Важное место в философски ориентированном творчестве Кифера занимает мистицизм, в частности каббала и алхимия. Художник испытал значительное влияние трудов психолога Карла Густава Юнга, который видел функцию искусства в духовном обновлении человека через его воссоединение с «архетипами». По Юнгу, бессознательное полнится символами, а сновидения отражают не только индивидуальное бессознательное, как утверждал Фрейд, но и «коллективное бессознательное» – общий кладезь архаических переживаний, выражением которых как раз и являются архетипы, универсальные символы, спонтанно «всплывающие» в умозрении людей. Юнг проводил параллели между сновидениями, психотическими фантазиями и мифологическими преданиями, утверждая, что мифы – истории, которые общество рассказывает себе, – могут послужить ключом к пониманию устройства человеческого разума. Протонаучные выкладки и загадочные символы каббалы, алхимии и других эзотерических практик несли в себе, по его мнению, архетипическую мудрость и важные указания на пути духовного преображения человека. Кроме того, Юнг считал, что христианство неправомерно ограничило роль зла в человеческой жизни, отказавшись признавать, что у Бога есть темная сторона, с которой нужно столкнуться, чтобы достичь истинного духовного пробуждения.

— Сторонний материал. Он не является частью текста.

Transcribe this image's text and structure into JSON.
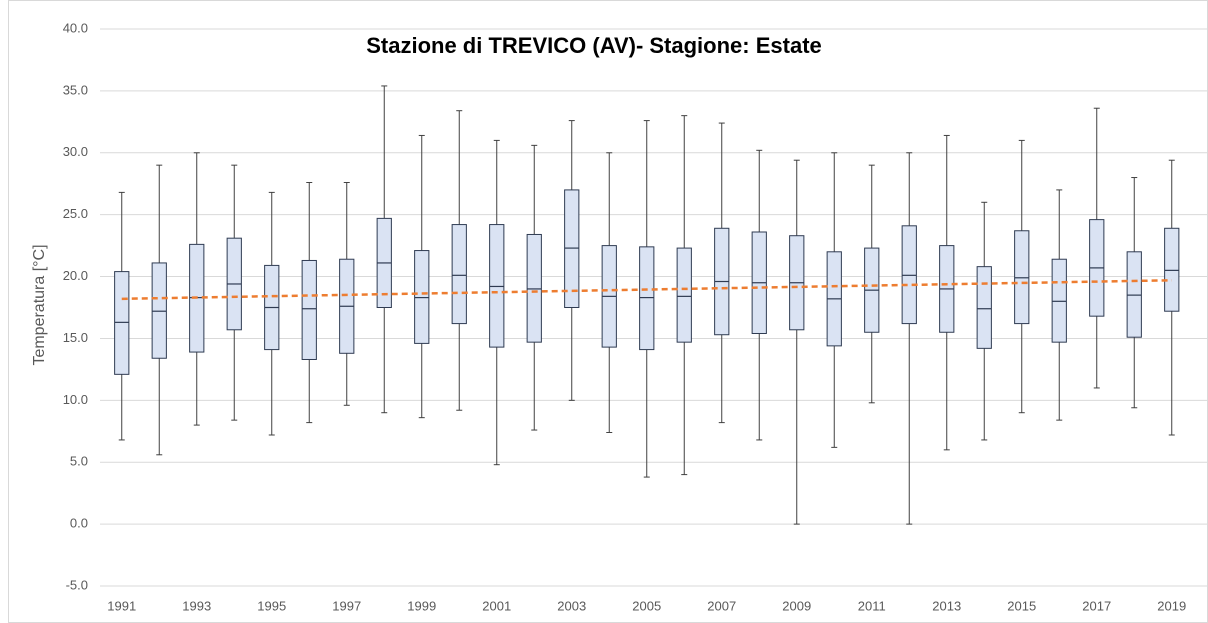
{
  "chart_data": {
    "type": "box",
    "title": "Stazione di TREVICO (AV)- Stagione: Estate",
    "y_label": "Temperatura [°C]",
    "categories": [
      "1991",
      null,
      "1993",
      null,
      "1995",
      null,
      "1997",
      null,
      "1999",
      null,
      "2001",
      null,
      "2003",
      null,
      "2005",
      null,
      "2007",
      null,
      "2009",
      null,
      "2011",
      null,
      "2013",
      null,
      "2015",
      null,
      "2017",
      null,
      "2019"
    ],
    "boxes": [
      {
        "min": 6.8,
        "q1": 12.1,
        "median": 16.3,
        "q3": 20.4,
        "max": 26.8
      },
      {
        "min": 5.6,
        "q1": 13.4,
        "median": 17.2,
        "q3": 21.1,
        "max": 29.0
      },
      {
        "min": 8.0,
        "q1": 13.9,
        "median": 18.3,
        "q3": 22.6,
        "max": 30.0
      },
      {
        "min": 8.4,
        "q1": 15.7,
        "median": 19.4,
        "q3": 23.1,
        "max": 29.0
      },
      {
        "min": 7.2,
        "q1": 14.1,
        "median": 17.5,
        "q3": 20.9,
        "max": 26.8
      },
      {
        "min": 8.2,
        "q1": 13.3,
        "median": 17.4,
        "q3": 21.3,
        "max": 27.6
      },
      {
        "min": 9.6,
        "q1": 13.8,
        "median": 17.6,
        "q3": 21.4,
        "max": 27.6
      },
      {
        "min": 9.0,
        "q1": 17.5,
        "median": 21.1,
        "q3": 24.7,
        "max": 35.4
      },
      {
        "min": 8.6,
        "q1": 14.6,
        "median": 18.3,
        "q3": 22.1,
        "max": 31.4
      },
      {
        "min": 9.2,
        "q1": 16.2,
        "median": 20.1,
        "q3": 24.2,
        "max": 33.4
      },
      {
        "min": 4.8,
        "q1": 14.3,
        "median": 19.2,
        "q3": 24.2,
        "max": 31.0
      },
      {
        "min": 7.6,
        "q1": 14.7,
        "median": 19.0,
        "q3": 23.4,
        "max": 30.6
      },
      {
        "min": 10.0,
        "q1": 17.5,
        "median": 22.3,
        "q3": 27.0,
        "max": 32.6
      },
      {
        "min": 7.4,
        "q1": 14.3,
        "median": 18.4,
        "q3": 22.5,
        "max": 30.0
      },
      {
        "min": 3.8,
        "q1": 14.1,
        "median": 18.3,
        "q3": 22.4,
        "max": 32.6
      },
      {
        "min": 4.0,
        "q1": 14.7,
        "median": 18.4,
        "q3": 22.3,
        "max": 33.0
      },
      {
        "min": 8.2,
        "q1": 15.3,
        "median": 19.6,
        "q3": 23.9,
        "max": 32.4
      },
      {
        "min": 6.8,
        "q1": 15.4,
        "median": 19.5,
        "q3": 23.6,
        "max": 30.2
      },
      {
        "min": 0.0,
        "q1": 15.7,
        "median": 19.5,
        "q3": 23.3,
        "max": 29.4
      },
      {
        "min": 6.2,
        "q1": 14.4,
        "median": 18.2,
        "q3": 22.0,
        "max": 30.0
      },
      {
        "min": 9.8,
        "q1": 15.5,
        "median": 18.9,
        "q3": 22.3,
        "max": 29.0
      },
      {
        "min": 0.0,
        "q1": 16.2,
        "median": 20.1,
        "q3": 24.1,
        "max": 30.0
      },
      {
        "min": 6.0,
        "q1": 15.5,
        "median": 19.0,
        "q3": 22.5,
        "max": 31.4
      },
      {
        "min": 6.8,
        "q1": 14.2,
        "median": 17.4,
        "q3": 20.8,
        "max": 26.0
      },
      {
        "min": 9.0,
        "q1": 16.2,
        "median": 19.9,
        "q3": 23.7,
        "max": 31.0
      },
      {
        "min": 8.4,
        "q1": 14.7,
        "median": 18.0,
        "q3": 21.4,
        "max": 27.0
      },
      {
        "min": 11.0,
        "q1": 16.8,
        "median": 20.7,
        "q3": 24.6,
        "max": 33.6
      },
      {
        "min": 9.4,
        "q1": 15.1,
        "median": 18.5,
        "q3": 22.0,
        "max": 28.0
      },
      {
        "min": 7.2,
        "q1": 17.2,
        "median": 20.5,
        "q3": 23.9,
        "max": 29.4
      }
    ],
    "box_color": "#dae3f3",
    "trend": {
      "color": "#ed7d31",
      "values": [
        18.2,
        19.7
      ]
    },
    "ylim": [
      -5,
      40
    ],
    "yticks": [
      {
        "value": -5,
        "label": "-5.0"
      },
      {
        "value": 0,
        "label": "0.0"
      },
      {
        "value": 5,
        "label": "5.0"
      },
      {
        "value": 10,
        "label": "10.0"
      },
      {
        "value": 15,
        "label": "15.0"
      },
      {
        "value": 20,
        "label": "20.0"
      },
      {
        "value": 25,
        "label": "25.0"
      },
      {
        "value": 30,
        "label": "30.0"
      },
      {
        "value": 35,
        "label": "35.0"
      },
      {
        "value": 40,
        "label": "40.0"
      }
    ],
    "grid": true
  }
}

Учение Юнга получило дальнейшее развитие в антропологии и истории религии XX века. Труды представителей этих дисциплин, посвященные эволюции человеческих обществ и прослеживающие развитие культуры через регулярное повторение ряда извечных тем, также служат для Кифера источниками вдохновения. Так, Мирча Элиаде описывает фундаментальное для человечества разделение опыта на священное и мирское – две существенно различающиеся категории. «Проявляя священное, – пишет он, – объект превращается в нечто иное, не переставая при этом быть самим собой, то есть продолжая оставаться объектом окружающего космического пространства»[61]. Все человеческие культуры предполагают, согласно Элиаде, наличие трех космических уровней – земли, неба и преисподней, а также axis mundi (оси или центра мира), символами которого могут служить полюс, столб, дерево, лестница, гора или высокая пирамида, связующая все три космических уровня воедино. Этому архетипу отдано центральное место в Осирисе и Исиде Кифера. По-видимому, сюжетом картины является взаимодействие земного и небесного, призванное разрешить противоречия между ними. Таким образом, Кифер использует искусство как терапевтическую практику, направленную на личное и социальное исцеление.
Скептический ключ
По мере перехода от конкретно-исторической к обобщенно-мифологической тематике творчество Кифера становится всё более уязвимым для упреков в некритическом следовании безосновательным допущениям. Многие его картины не имеют никакой реальной основы в современной действительности.
Вновь и вновь возвращаясь к теме катастрофы, Кифер в некотором смысле нейтрализовал ее ранящую и потенциально подрывную силу. Она стала привычной и приемлемой. Да и самому Киферу, несмотря на его постоянную озабоченность историческими травмами, присуще вполне уравновешенное мировоззрение, в котором религиозные, мистические и эзотерические традиции мирно сосуществуют с обрывками мифов разных культур под управлением искусного художника-мага.
Столь же привычным и предсказуемым кажется сегодня «большой стиль» Кифера. Его картинам свойственна та же гигантомания, что и академическим полотнам XIX века, в которых официальные живописцы прославляли молодые национальные государства. Сегодня аналогичное прославление осуществляется через инверсию старых ценностей, так что всё антигероическое – трагическое, униженное, подавленное, безобразное, деформированное – работает на утверждение статус-кво. Хотя Осирис и Исида и другие работы Кифера изобилуют историческими отсылками, служащими зерном для мельницы интеллекта, они настораживают некоторых комментаторов возвращением запутанной широковещательной риторики, с которой многие десятилетия боролись модернисты. Кажущаяся доступной, живопись Кифера становится чем дальше, тем более двусмысленной и трудночитаемой.